In recent years I’ve come to view Operations as a traditional bottleneck that developers have become comfortable with. I think this fact is changing rapidly to give Developers more visibility into how their application behaves in production & to allow faster delivery of value into production environments through things like continuous deployment.
One of the areas Operation is often a bottleneck is monitoring. The traditional model is to have Ops ask Dev what metrics they need monitored & to set those up. This often means that monitoring can’t start until the metrics are available in the code, and then it isn’t for days or weeks after that when some Ops person has time to setup the monitoring system to pull those. This is broken and unnecessary.
If you are operating in a service delivery model where you have control over all the systems you monitor, you should be working to get out of the way. You should be working to make the monitoring happen automatically without Ops involvement. This doesn’t mean that Dev does all the work, what it means is that Ops selects monitoring systems that allow for discovery of new metrics & automatic collection of those metrics without additional incremental work each time.
Some of this is technology selection, some of this is architecture, and some of this is just doing the work. This does take work - but I would be hard pressed to find an example where the work required to set this up is not offset by the work saved in the long run not having to respond to every new metric that gets added. Below are some concrete examples of what I’m talking about - if you aren’t familiar with this read these.

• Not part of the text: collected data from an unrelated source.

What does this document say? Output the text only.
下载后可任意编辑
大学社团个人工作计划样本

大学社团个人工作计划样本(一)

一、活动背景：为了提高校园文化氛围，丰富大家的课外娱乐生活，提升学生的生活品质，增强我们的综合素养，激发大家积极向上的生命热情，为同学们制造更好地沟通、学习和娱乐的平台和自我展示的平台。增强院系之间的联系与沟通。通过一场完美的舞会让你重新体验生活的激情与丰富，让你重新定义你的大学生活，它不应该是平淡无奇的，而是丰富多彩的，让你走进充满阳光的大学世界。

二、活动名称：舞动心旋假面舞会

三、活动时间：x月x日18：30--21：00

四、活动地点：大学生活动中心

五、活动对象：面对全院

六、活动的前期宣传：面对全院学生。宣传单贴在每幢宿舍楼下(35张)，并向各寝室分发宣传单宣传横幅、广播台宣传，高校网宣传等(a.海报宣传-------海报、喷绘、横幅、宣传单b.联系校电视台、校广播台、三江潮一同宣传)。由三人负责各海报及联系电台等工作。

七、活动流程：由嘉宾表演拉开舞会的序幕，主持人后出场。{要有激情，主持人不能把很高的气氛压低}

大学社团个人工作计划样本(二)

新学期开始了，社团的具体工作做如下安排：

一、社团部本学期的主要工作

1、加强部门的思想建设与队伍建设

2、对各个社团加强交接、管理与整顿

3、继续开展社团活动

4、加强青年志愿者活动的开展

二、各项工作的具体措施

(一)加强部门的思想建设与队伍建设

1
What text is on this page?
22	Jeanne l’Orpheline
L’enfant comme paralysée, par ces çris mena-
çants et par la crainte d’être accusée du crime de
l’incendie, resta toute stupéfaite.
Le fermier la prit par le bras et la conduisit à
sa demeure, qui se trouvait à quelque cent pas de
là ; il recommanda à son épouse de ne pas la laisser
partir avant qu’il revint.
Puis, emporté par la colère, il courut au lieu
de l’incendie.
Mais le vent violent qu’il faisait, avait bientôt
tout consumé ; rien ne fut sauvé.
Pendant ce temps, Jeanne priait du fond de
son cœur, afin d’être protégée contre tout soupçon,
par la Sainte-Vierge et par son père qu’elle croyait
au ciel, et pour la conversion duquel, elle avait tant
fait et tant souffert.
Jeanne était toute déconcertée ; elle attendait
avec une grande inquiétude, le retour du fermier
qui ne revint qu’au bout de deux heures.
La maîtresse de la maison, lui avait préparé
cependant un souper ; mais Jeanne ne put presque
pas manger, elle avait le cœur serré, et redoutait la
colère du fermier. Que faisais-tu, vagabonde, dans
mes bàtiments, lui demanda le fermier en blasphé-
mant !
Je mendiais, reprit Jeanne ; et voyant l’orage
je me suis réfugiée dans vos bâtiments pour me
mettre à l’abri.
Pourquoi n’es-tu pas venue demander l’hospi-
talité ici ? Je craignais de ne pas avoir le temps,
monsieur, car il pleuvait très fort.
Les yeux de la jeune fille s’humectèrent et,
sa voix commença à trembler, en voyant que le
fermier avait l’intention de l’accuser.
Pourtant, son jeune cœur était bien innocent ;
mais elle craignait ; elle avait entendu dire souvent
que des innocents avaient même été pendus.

The yammer metrics library has made it really easy to expose your application metrics automatically. They have additionally provided hooks into tools like Ganglia and Graphite for pushing metrics to the monitoring system. As you look at how to scale a monitoring system, these are great tools to allow for that. Another popular data collection tool is statsd. The main idea is that you want to use collection tools that don’t have to have metrics pre-defined for them. If you give them a value for a metric they track it, that is all. The more often you give it to them, the more numbers they store.
Ganglia is great for allowing you to programmatically define graphs and manage those via your CM system of choice, like puppet or chef. Another approach is something like Graphite which provides a rich and generic UI for taking whatever metrics you collect & combining them into a graph. Building custom dashboards and such in Graphite is where it’s strength is at.
Nagios. We all dislike it, but it works pretty well. The main advantage Nagios has over more “intelligent” systems is that it can be configured through your CM system of choice. Additionally, Nagios has a massive community behind it. When building out Nagios or whatever you use, do your best to drive your configuration through CM and try to get things to the point where you don’t have to do any incremental monitoring work for each new system you add. New systems that are the same type as a system that’s already defined should just get monitored for “free”.
Think of monitoring like a service, like any other application in your architecture. You want it to discover what’s out there and configure itself as much as possible. Doing this isn’t completely simple yet - but it’s possible and if you set your mind to it you might even find a way to do it better that you can contribute back to the community. In doing this, try to get out of the way of your Developers and strive to have metrics they expose in their application automatically show up in your monitoring system of choice. Try to make it very low cost for them to add new metrics to see new information & you will probably be surprised at the amount of monitoring you get when all a Developer has to do is write the code to track the metric & it shows up in prod.